London – One of the strongest weapons against the alarming number of new coronavirus variants in the United States and worldwide may be one vaccine that the FDA has not yet approved.
Earlier this month, the World Health Organization gave the opportunity to Oxford-AstraZeneca vaccine to be used internationally, and it is already being distributed in countries around the world to help fight COVID-19. But AstraZeneca is awaiting the results of clinical trials in the United States, which it is expected to complete in the coming weeks, before applying to the FDA.
Meanwhile, scientists at Oxford University in Britain are adapting it in a preventative strike to prevent new coronavirus variants, including the variant first discovered in South Africa, from taking hold.
“Plug and play”
Chief designer, Professor Sarah Gilbert, told CBS News that her team has been working for months to adapt their vaccine to tackle new variants of the coronavirus and expects to have a new version ready in the fall.
The ability to turn on a dime depends on the ‘plug and play’ platform used in the original Oxford vaccine, Gilbert said.

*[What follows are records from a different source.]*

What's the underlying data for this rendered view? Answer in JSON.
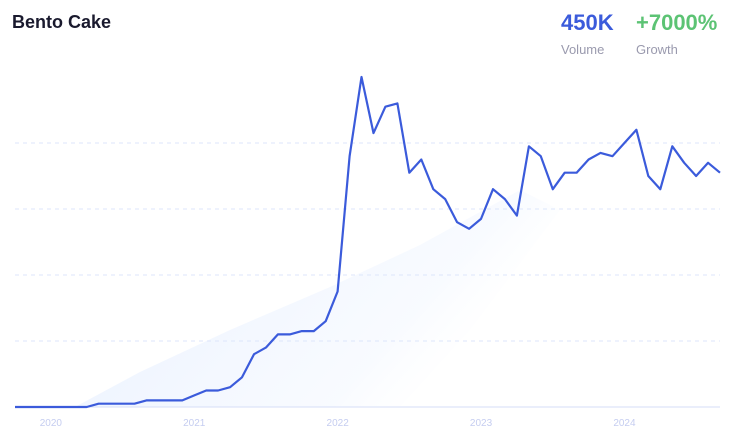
{
  "header": {
    "title": "Bento Cake",
    "volume_value": "450K",
    "volume_label": "Volume",
    "growth_value": "+7000%",
    "growth_label": "Growth"
  },
  "chart_data": {
    "type": "line",
    "title": "Bento Cake",
    "xlabel": "",
    "ylabel": "",
    "x_ticks": [
      "2020",
      "2021",
      "2022",
      "2023",
      "2024"
    ],
    "x_start": "2019-10",
    "x_end": "2024-09",
    "x_interval": "month",
    "ylim": [
      0,
      100
    ],
    "grid": true,
    "line_color": "#3b5bdb",
    "values": [
      0,
      0,
      0,
      0,
      0,
      0,
      0,
      1,
      1,
      1,
      1,
      2,
      2,
      2,
      2,
      3.5,
      5,
      5,
      6,
      9,
      16,
      18,
      22,
      22,
      23,
      23,
      26,
      35,
      76,
      100,
      83,
      91,
      92,
      71,
      75,
      66,
      63,
      56,
      54,
      57,
      66,
      63,
      58,
      79,
      76,
      66,
      71,
      71,
      75,
      77,
      76,
      80,
      84,
      70,
      66,
      79,
      74,
      70,
      74,
      71
    ]
  }
}
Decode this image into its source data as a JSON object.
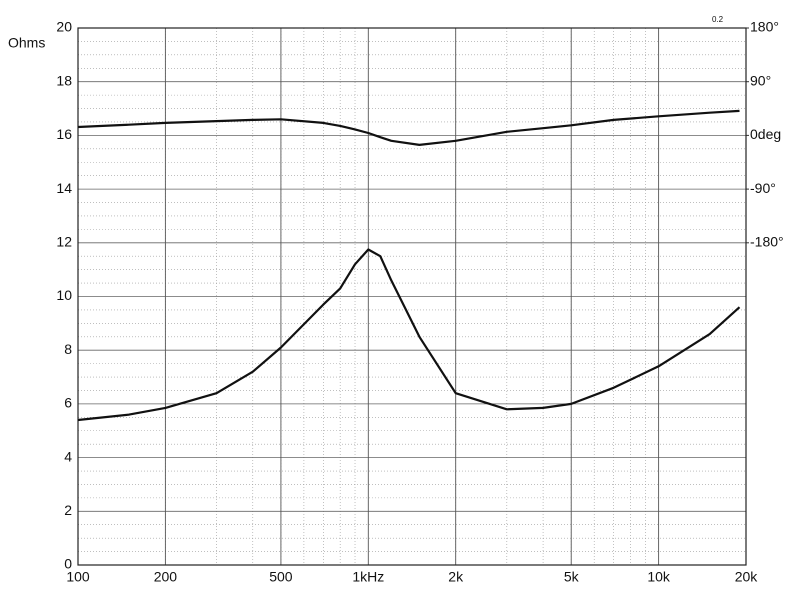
{
  "chart_data": {
    "type": "line",
    "ylabel": "Ohms",
    "annotation": "0.2",
    "log_x": true,
    "grid": true,
    "x": [
      100,
      150,
      200,
      300,
      400,
      500,
      700,
      800,
      900,
      1000,
      1100,
      1200,
      1500,
      2000,
      3000,
      4000,
      5000,
      7000,
      10000,
      15000,
      19000
    ],
    "series": [
      {
        "color": "#111111",
        "values": [
          5.4,
          5.6,
          5.85,
          6.4,
          7.2,
          8.1,
          9.7,
          10.3,
          11.2,
          11.75,
          11.5,
          10.6,
          8.5,
          6.4,
          5.8,
          5.85,
          6.0,
          6.6,
          7.4,
          8.6,
          9.6
        ]
      },
      {
        "color": "#111111",
        "axis": "y2",
        "values": [
          14,
          18,
          21,
          24,
          26,
          27,
          21,
          16,
          10,
          4,
          -3,
          -9,
          -16,
          -9,
          6,
          12,
          17,
          26,
          32,
          38,
          41
        ]
      }
    ],
    "xlim": [
      100,
      20000
    ],
    "xticks": [
      100,
      200,
      500,
      {
        "value": 1000,
        "label": "1kHz"
      },
      {
        "value": 2000,
        "label": "2k"
      },
      {
        "value": 5000,
        "label": "5k"
      },
      {
        "value": 10000,
        "label": "10k"
      },
      {
        "value": 20000,
        "label": "20k"
      }
    ],
    "ylim": [
      0,
      20
    ],
    "yticks": [
      0,
      2,
      4,
      6,
      8,
      10,
      12,
      14,
      16,
      18,
      20
    ],
    "y2lim": [
      -720,
      180
    ],
    "y2ticks": [
      {
        "value": 180,
        "label": "180°"
      },
      {
        "value": 90,
        "label": "90°"
      },
      {
        "value": 0,
        "label": "0deg"
      },
      {
        "value": -90,
        "label": "-90°"
      },
      {
        "value": -180,
        "label": "-180°"
      }
    ]
  }
}
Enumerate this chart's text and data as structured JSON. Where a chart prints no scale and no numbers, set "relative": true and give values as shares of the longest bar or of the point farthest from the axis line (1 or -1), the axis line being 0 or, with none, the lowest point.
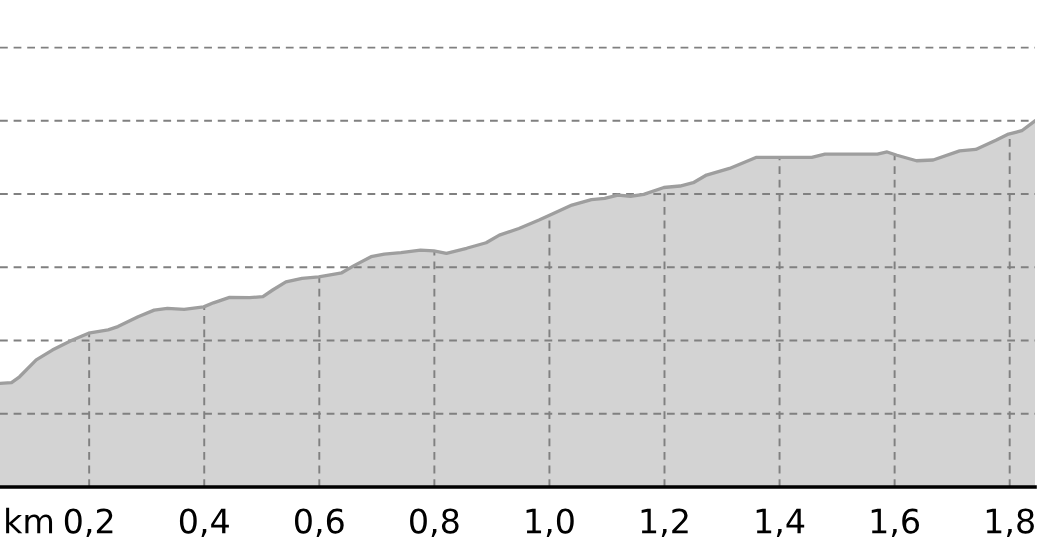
{
  "chart_data": {
    "type": "area",
    "xlabel": "km",
    "relative": true,
    "grid": true,
    "x": [
      0.045,
      0.065,
      0.079,
      0.108,
      0.136,
      0.17,
      0.199,
      0.233,
      0.25,
      0.285,
      0.313,
      0.336,
      0.365,
      0.399,
      0.416,
      0.444,
      0.479,
      0.502,
      0.519,
      0.542,
      0.57,
      0.599,
      0.639,
      0.662,
      0.69,
      0.713,
      0.742,
      0.776,
      0.799,
      0.821,
      0.856,
      0.89,
      0.913,
      0.947,
      0.982,
      1.004,
      1.039,
      1.073,
      1.096,
      1.119,
      1.141,
      1.164,
      1.199,
      1.227,
      1.25,
      1.273,
      1.313,
      1.359,
      1.399,
      1.456,
      1.479,
      1.57,
      1.587,
      1.604,
      1.638,
      1.667,
      1.713,
      1.741,
      1.776,
      1.798,
      1.821,
      1.844
    ],
    "series": [
      {
        "color": "#d3d3d3",
        "values": [
          0.283,
          0.285,
          0.301,
          0.347,
          0.374,
          0.401,
          0.42,
          0.429,
          0.438,
          0.465,
          0.483,
          0.488,
          0.485,
          0.492,
          0.503,
          0.518,
          0.517,
          0.52,
          0.538,
          0.56,
          0.57,
          0.574,
          0.585,
          0.606,
          0.629,
          0.636,
          0.64,
          0.647,
          0.645,
          0.638,
          0.652,
          0.667,
          0.688,
          0.706,
          0.729,
          0.745,
          0.77,
          0.785,
          0.788,
          0.797,
          0.794,
          0.799,
          0.818,
          0.822,
          0.831,
          0.852,
          0.87,
          0.9,
          0.9,
          0.9,
          0.909,
          0.909,
          0.915,
          0.906,
          0.891,
          0.893,
          0.918,
          0.922,
          0.947,
          0.964,
          0.973,
          1.0
        ]
      }
    ],
    "xlim": [
      0.045,
      1.844
    ],
    "xticks": [
      {
        "value": 0.2,
        "label": "0,2"
      },
      {
        "value": 0.4,
        "label": "0,4"
      },
      {
        "value": 0.6,
        "label": "0,6"
      },
      {
        "value": 0.8,
        "label": "0,8"
      },
      {
        "value": 1.0,
        "label": "1,0"
      },
      {
        "value": 1.2,
        "label": "1,2"
      },
      {
        "value": 1.4,
        "label": "1,4"
      },
      {
        "value": 1.6,
        "label": "1,6"
      },
      {
        "value": 1.8,
        "label": "1,8"
      }
    ]
  }
}
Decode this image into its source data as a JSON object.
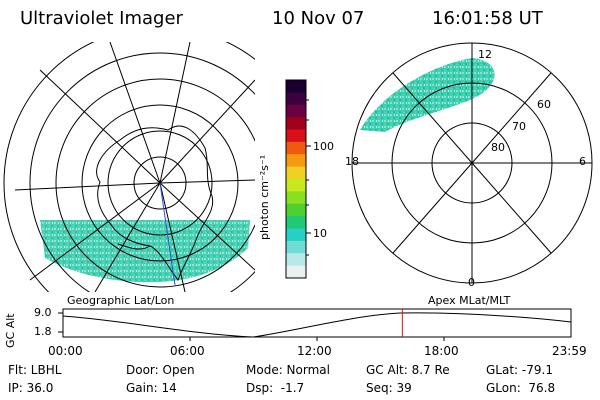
{
  "header": {
    "instrument": "Ultraviolet Imager",
    "date": "10 Nov 07",
    "time": "16:01:58 UT"
  },
  "colorbar": {
    "label": "photon cm⁻²s⁻¹",
    "ticks": [
      "100",
      "10"
    ],
    "colors": [
      "#1a0030",
      "#3a003f",
      "#6a0044",
      "#a0001a",
      "#d8101a",
      "#f05a10",
      "#f59a10",
      "#f0d020",
      "#c8e81e",
      "#88e020",
      "#50d030",
      "#20c878",
      "#26d0c4",
      "#70dcd8",
      "#b8e8e8",
      "#e8f0f0"
    ]
  },
  "left_map": {
    "label": "Geographic Lat/Lon"
  },
  "right_map": {
    "label": "Apex MLat/MLT",
    "mlt_labels": {
      "top": "12",
      "left": "18",
      "right": "6",
      "bottom": "0"
    },
    "lat_labels": [
      "60",
      "70",
      "80"
    ]
  },
  "timeline": {
    "ylabel": "GC Alt",
    "yticks": [
      "9.0",
      "1.8"
    ],
    "xticks": [
      "00:00",
      "06:00",
      "12:00",
      "18:00",
      "23:59"
    ],
    "current_time_fraction": 0.668
  },
  "info": {
    "col1": [
      "Flt: LBHL",
      "IP: 36.0"
    ],
    "col2": [
      "Door: Open",
      "Gain: 14"
    ],
    "col3": [
      "Mode: Normal",
      "Dsp:  -1.7"
    ],
    "col4": [
      "GC Alt: 8.7 Re",
      "Seq: 39"
    ],
    "col5": [
      "GLat: -79.1",
      "GLon:  76.8"
    ]
  }
}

“You decide against which antigen you want to use the virus against which you want to make a vaccine, exactly what version of it is, and then you inject it and make your vaccination,” she said.
She also stressed that since Oxford has its own bio-manufacturing facility on campus, changes can be detected quickly.
“We fixed our pipeline,” she said. “We’re making the first seed of the vaccine at the Oxford manufacturing plant. It’s just minutes from here on campus.”
Gilbert said that a modified vaccine – to address not only the South African variant, but also a number of varieties of concern – could be launched in the United States within a few months.
‘Surprising’ impact
Even before the change, Oxford scientists said their vaccine was very effective in tackling the runaway variant first discovered in the UK. Preliminary real-life data shows it has kept hospitalizations 94% lower, even better than the Pfizer vaccine.
“We have seen the first general use of a vaccine in an environment where a new variant has emerged,” Andrew Pollard, head of Oxford Vaccine Group, told CBS News. “The vaccine has an impact on the variant. It’s amazing.”
Part of the reason for the success is the twelve-week gap between shots in the UK, rather than the four-week program currently standard in the US, Pollard said.
‘If you give the vaccine to many, many more people than the first dose, which immediately ends hospitalization and deaths. Pollard said.
With more than 500,000 people killed in the US, and new variants are still emerging, the need to roll out more shots faster was even higher.